Piecewise integration

5.1. Piecewise integration#

We want to integrate a function \(f(x)\) from \(a\) to \(b\). Similarly to the numerical derivative problems, there are two different cases. In one case, a closed form expression of the function is known and we can evaluate the function value at any point of \(x \in [a,b]\). In the other case, the function values are given as a finite sequence \(f_n = f(x_n), n=0, \cdots, N\) and the analytical expression of the function is unknown. In this section, we focus on the former case and the latter case will be discussed in a later chapter.

../_images/int_rectangle.png — Fig. 5.1 The forward (left) and backward (right) recutangular rules are illustrated. The integral is the sum of the shadowed area of all boxes shown in the diagrams.#

5.1.1. Rectangular methods#

We begin with the Rieman’s definition of integral:

\[ \int_{a}^{b} f(x) dx = \lim_{N \rightarrow \infty} \sum_{n=0}^{N-1} f(x_n)\, h = \lim_{N \rightarrow \infty} \sum_{n=1}^{N} f(x_n)\, h \]

where \(h =(b-a)/N\) and \(x_n=a + n\, h\).
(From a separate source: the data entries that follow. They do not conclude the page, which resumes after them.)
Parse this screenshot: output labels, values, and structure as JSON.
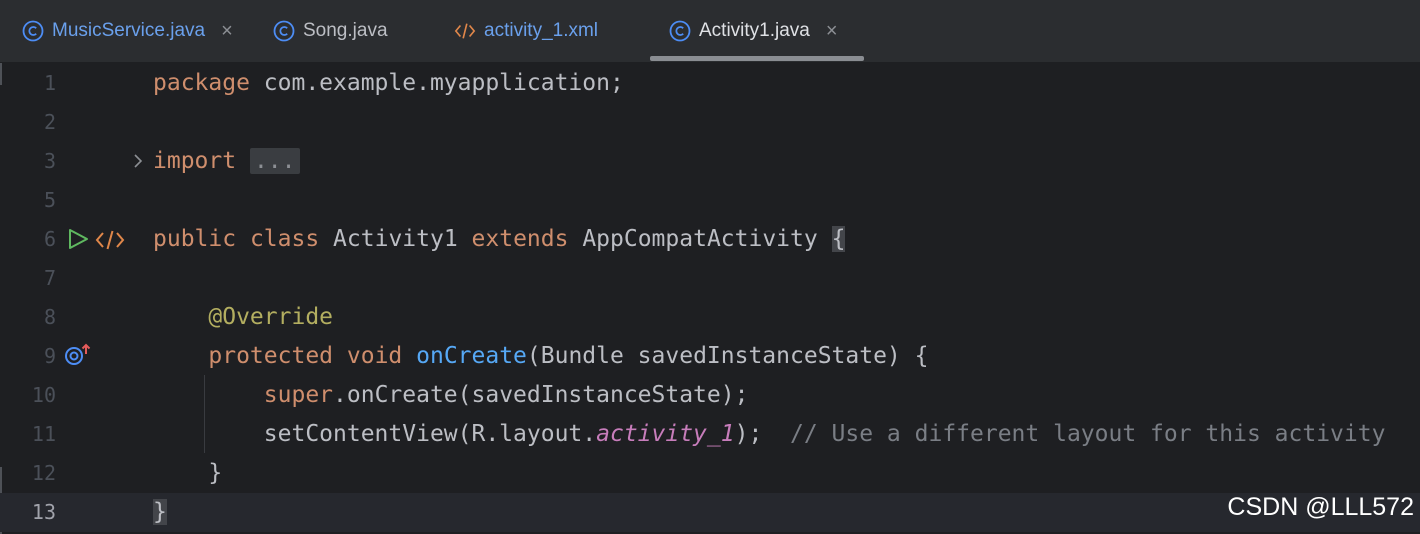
{
  "tabs": [
    {
      "label": "MusicService.java",
      "icon": "java-class-icon",
      "closable": true,
      "active": false
    },
    {
      "label": "Song.java",
      "icon": "java-class-icon",
      "closable": false,
      "active": false
    },
    {
      "label": "activity_1.xml",
      "icon": "xml-icon",
      "closable": false,
      "active": false
    },
    {
      "label": "Activity1.java",
      "icon": "java-class-icon",
      "closable": true,
      "active": true
    }
  ],
  "close_glyph": "×",
  "editor": {
    "line_numbers": [
      "1",
      "2",
      "3",
      "5",
      "6",
      "7",
      "8",
      "9",
      "10",
      "11",
      "12",
      "13"
    ],
    "current_line": "13",
    "code": {
      "l1_kw": "package",
      "l1_rest": " com.example.myapplication;",
      "l3_kw": "import",
      "l3_fold": "...",
      "l6_kw1": "public",
      "l6_kw2": "class",
      "l6_name": " Activity1 ",
      "l6_kw3": "extends",
      "l6_super": " AppCompatActivity ",
      "l6_brace": "{",
      "l8_ann": "@Override",
      "l9_kw1": "protected",
      "l9_kw2": "void",
      "l9_fn": "onCreate",
      "l9_rest": "(Bundle savedInstanceState) {",
      "l10_kw": "super",
      "l10_rest": ".onCreate(savedInstanceState);",
      "l11_pre": "setContentView(R.layout.",
      "l11_field": "activity_1",
      "l11_post": ");  ",
      "l11_comment": "// Use a different layout for this activity",
      "l12": "}",
      "l13": "}"
    }
  },
  "watermark": "CSDN @LLL572",
  "colors": {
    "keyword": "#cf8e6d",
    "annotation": "#b3ae60",
    "function": "#56a8f5",
    "field": "#c77dbb",
    "comment": "#7a7e85",
    "java_icon": "#4d8df5",
    "xml_icon": "#e0874a",
    "run_icon": "#5fb860"
  }
}
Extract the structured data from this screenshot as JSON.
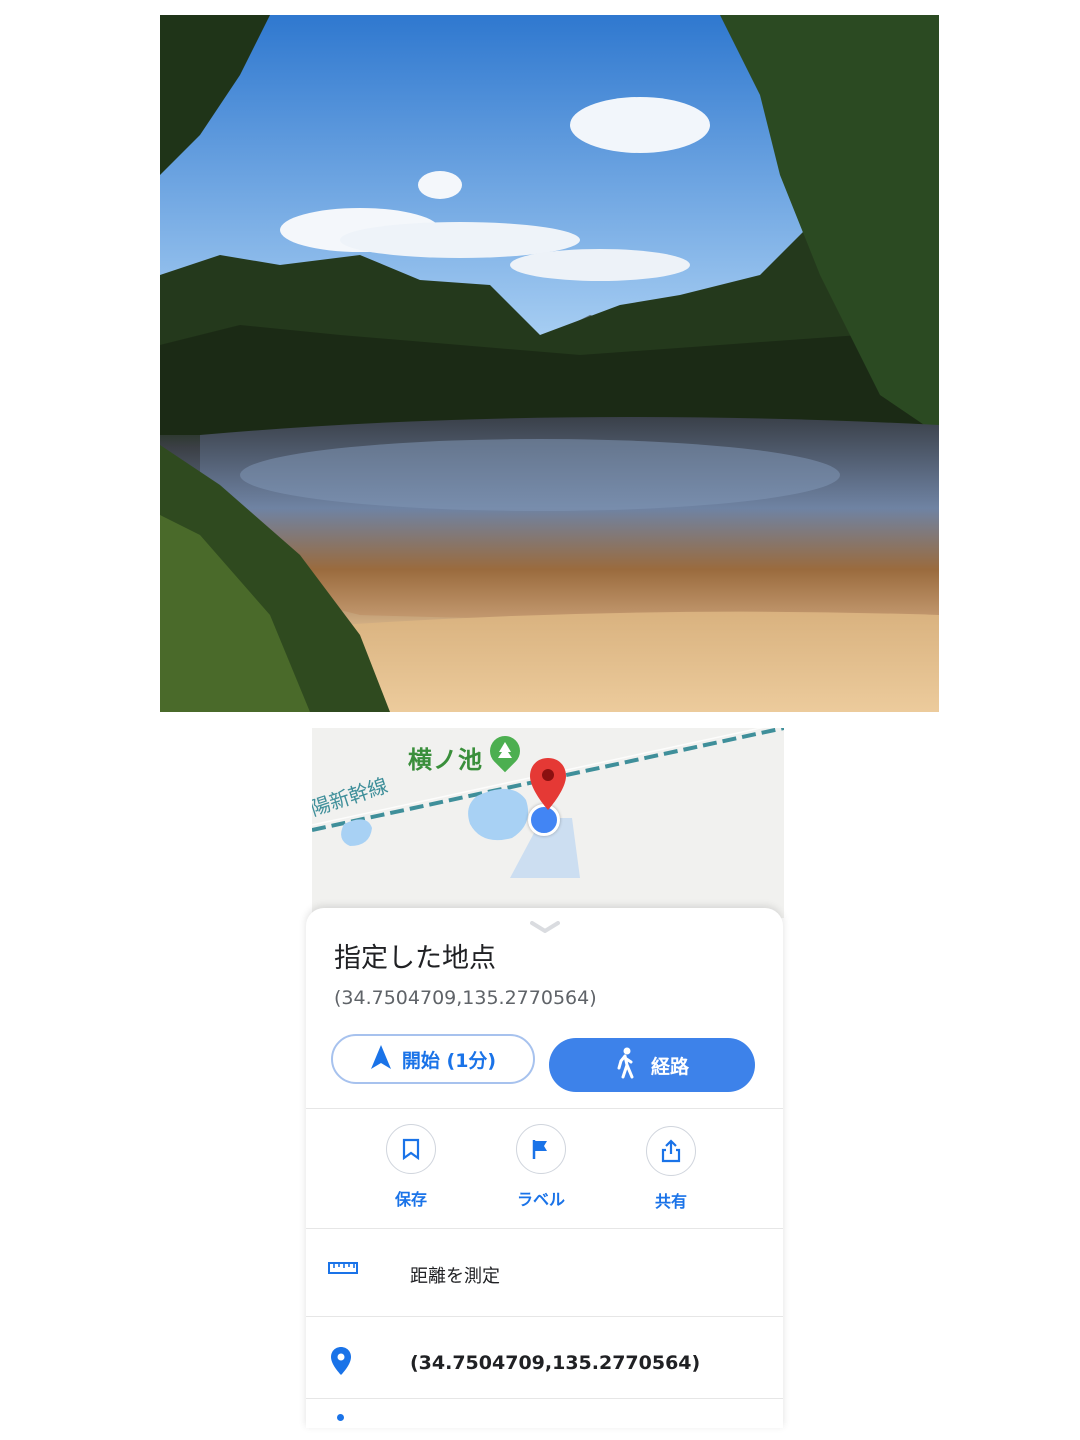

Note that \(h\) depends on \(N\). Numerical methods do not understand this kind of limit since it ends up with \(\infty \times 0\). Beside, summing infinitely many terms costs infinite CPU time. We hope that sufficiently large \(N\) (i.e., sufficiently small \(h>0\)) gives a value close to the exact integral. This is the rectangular rule. There are two ways to form a set of boxes. In the forward rectangular method, the left edge of the rectangle matches to the curve. See the left panel of Fig. Fig. 5.1. Mathematically, it is expressed as

(5.1)#\[ \int_{a}^{b} f(x) dx \approx \sum_{n=0}^{N-1} f(x_n)\, h . \]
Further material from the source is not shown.